Этот акт созидания дал повод Гегелю полагать, что сущность греческой культуры заключена в «обращении природного в духовное», «чувственного – в дух». «В греческой красоте, – писал Гегель, – чувственное является лишь знаком, выражением, оболочкой, в которых обнаруживается дух»[425]
. Словно иллюстрация к гегелевскому замечанию, читается стих Пушкина, запечатлевший его художественное самосознание: «В гармонии соперник мой Был шум лесов иль вихорь буйный». Но дело не только в претворении природного в духовное: поэт словно предлагает нам вспомнить об эллинском, гераклитовом, символе гармонии – луке и лире. Гераклит, важнейшим понятием в философской системе которого был Логос («Слово-смысл»), считал, что противоположно направленные силы образуют напряженное состояние, которым и определяется внутренняя, «тайная» гармония вещей. Оба дугообразных конца лука стремятся разогнуться, но тетива стягивает их, и эта взаимная сопряженность организует высшее единство. Аристотель так излагал идею Гераклита: «Все происходит через распряю».[426]Это толкование гармонии было естественным следствием религиозности древнего сознания, когда религия, по словам Вяч. Иванова, предполагала не какое-либо определенное содержание религиозных верований, но была «формой самоопределения личности в ее отношении к миру и Богу»[427]. «Чтобы искусство было жизненно, – писал Иванов, – художник должен жить (…) истинно жизненное искусство есть результат целостной (…) личности, которая не может не сознавать своего единства в соотношении с другими живыми единствами и не соподчиняться всеобъемлющему единству в радостном утверждении своего и всеобщего бытия. Чем целостнее и энергичнее личность, тем живее в ней вселенское чувство»[428]. Вселенское чувство всеобъемлющего единства, претворение «вражды» в согласие находит в поэзии Пушкина яркое воплощение в оксюморонах: «печальное сладострастье», «печаль моя светла» и подобных им, в которых, как сказал бы Достоевский, все противоречия вместе живут.Глубокий толкователь Пушкина, Вяч. Иванов был убежден и убеждал других: «Поэт всегда религиозен, потому что всегда поэт»[429]
. «Когда Пушкин, – отмечал он, – говорит о Греции, он воспринимает мир как эллины, а не как современные эллинизирующие эстеты…»[430].Именно изначальная религиозность Поэта, родственная религиозности древних греков, была гарантом целостности пушкинского духа, которая, замечал О. Миллер, так ярко выразилась в нашем древнем языке употреблением одного слова – лепота – в смысле и красоты, и добра, и истины[431]
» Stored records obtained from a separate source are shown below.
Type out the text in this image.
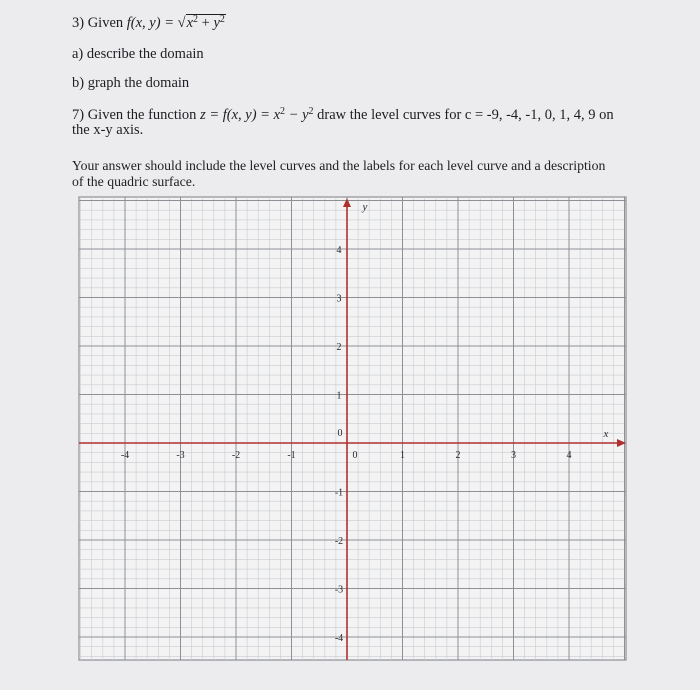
3) Given f(x, $y) = √x^2 + y^2$
a) describe the domain
b) graph the domain
7) Given the function z = f(x, $y) = x^2 - y^2$ draw the level curves for c = -9, -4, -1, 0, 1, 4, 9 on
the x-y axis.
Your answer should include the level curves and the labels for each level curve and a description
of the quadric surface.
x
y
-4	-3	-2	-1	0	1	2	3	4
4
3
2
1
0
-1
-2
-3
-4
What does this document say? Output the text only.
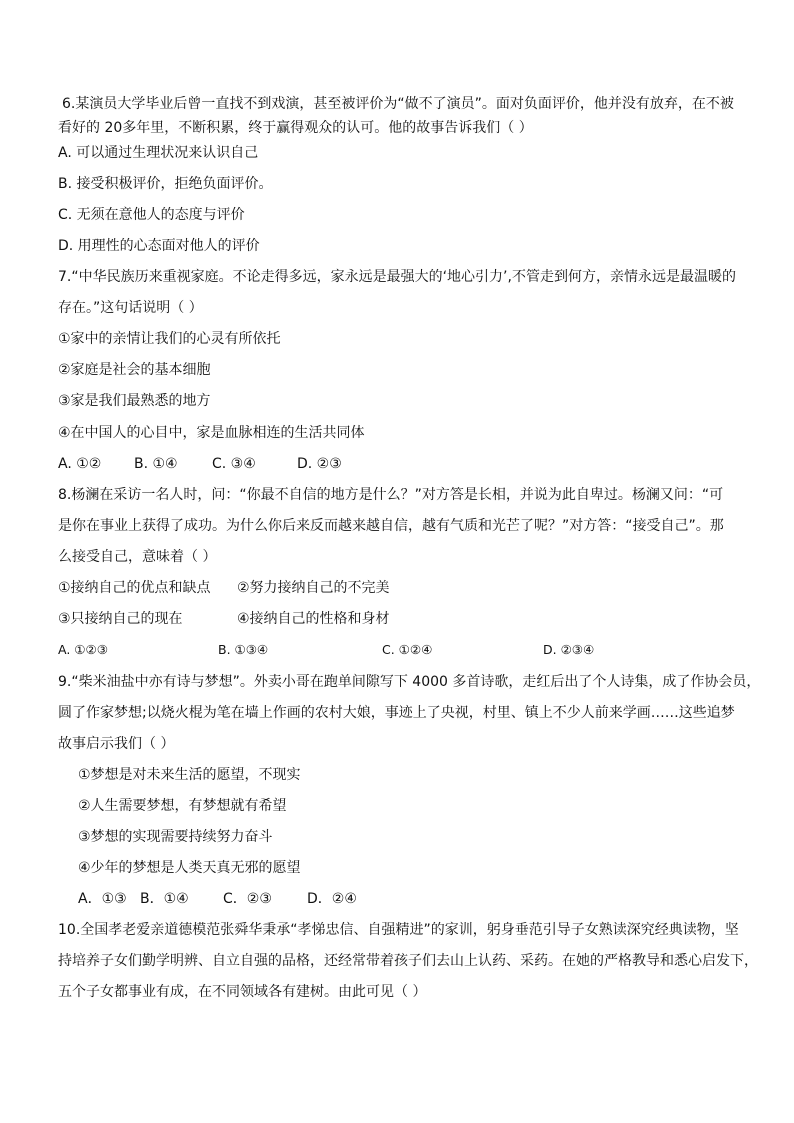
6.某演员大学毕业后曾一直找不到戏演，甚至被评价为“做不了演员”。面对负面评价，他并没有放弃，在不被
看好的 20多年里，不断积累，终于赢得观众的认可。他的故事告诉我们（ ）
A. 可以通过生理状况来认识自己
B. 接受积极评价，拒绝负面评价。
C. 无须在意他人的态度与评价
D. 用理性的心态面对他人的评价
7.“中华民族历来重视家庭。不论走得多远，家永远是最强大的‘地心引力’,不管走到何方，亲情永远是最温暖的
存在。”这句话说明（ ）
①家中的亲情让我们的心灵有所依托
②家庭是社会的基本细胞
③家是我们最熟悉的地方
④在中国人的心目中，家是血脉相连的生活共同体
A. ①② B. ①④ C. ③④	D. ②③
8.杨澜在采访一名人时，问：“你最不自信的地方是什么？”对方答是长相，并说为此自卑过。杨澜又问：“可
是你在事业上获得了成功。为什么你后来反而越来越自信，越有气质和光芒了呢？”对方答：“接受自己”。那
么接受自己，意味着（ ）
①接纳自己的优点和缺点 ②努力接纳自己的不完美
③只接纳自己的现在	④接纳自己的性格和身材
A. ①②③	B. ①③④	C. ①②④	D. ②③④
9.“柴米油盐中亦有诗与梦想”。外卖小哥在跑单间隙写下 4000 多首诗歌，走红后出了个人诗集，成了作协会员，
圆了作家梦想;以烧火棍为笔在墙上作画的农村大娘，事迹上了央视，村里、镇上不少人前来学画……这些追梦
故事启示我们（ ）
①梦想是对未来生活的愿望，不现实
②人生需要梦想，有梦想就有希望
③梦想的实现需要持续努力奋斗
④少年的梦想是人类天真无邪的愿望
A．①③ B．①④ C．②③	D．②④
10.全国孝老爱亲道德模范张舜华秉承“孝悌忠信、自强精进”的家训，躬身垂范引导子女熟读深究经典读物，坚
持培养子女们勤学明辨、自立自强的品格，还经常带着孩子们去山上认药、采药。在她的严格教导和悉心启发下，
五个子女都事业有成，在不同领域各有建树。由此可见（ ）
. Древнерусская лепота сродни греческой калокагатии, и она всегда связана с «милым идеалом» Пушкина, с «гением чистой красоты». При этом Пушкин, – по мнению И. Аксакова, – начисто лишен мечтательности в смысле немецкого Schwärmerei, а вместе с нею, и негативной страстности[432]. Пушкин свято верил, что «Нет убедительности в поношениях и нет истины, где нет любви»[433] «Гуманность Пушкина, – замечал в связи с этим И. Анненский, – была явлением высшего порядка: ее источник был не в мягкосердечии, а в понимании и чувстве справедливости»[434]. Гуманность Пушкина вполне объяснима способностью поэта видеть явление с противоположных сторон, а если вести речь о генетической природе этой способности – то в духовной принадлежности поэта к универсуму, в котором полярности поддерживают равновесие мироздания, и это оказывается залогом его вечности. Недаром в стихотворении «Наполеон» мысль о «равновесии» в действиях героя противоположных «векторов» служит мотивом его оправдания:В свете эллинских представлений Пушкин подлинно мусический поэт, о котором М. Элиаде писал: «он пьет из источника знания Мнемозины, это значит, что он прикасается к познанию „истоков“ (…)… Т. о., воспетое прошлое есть более чем простое предшествование настоящему: оно есть его источник. Восходя к этому источнику, воспоминание ищет не возможности расположить события во временных рамках, а возможности достигнуть основы существующего, обнаружить первопричину, первоначальную реальность, породившую космос и позволяющую понять становление в его целостности»[435]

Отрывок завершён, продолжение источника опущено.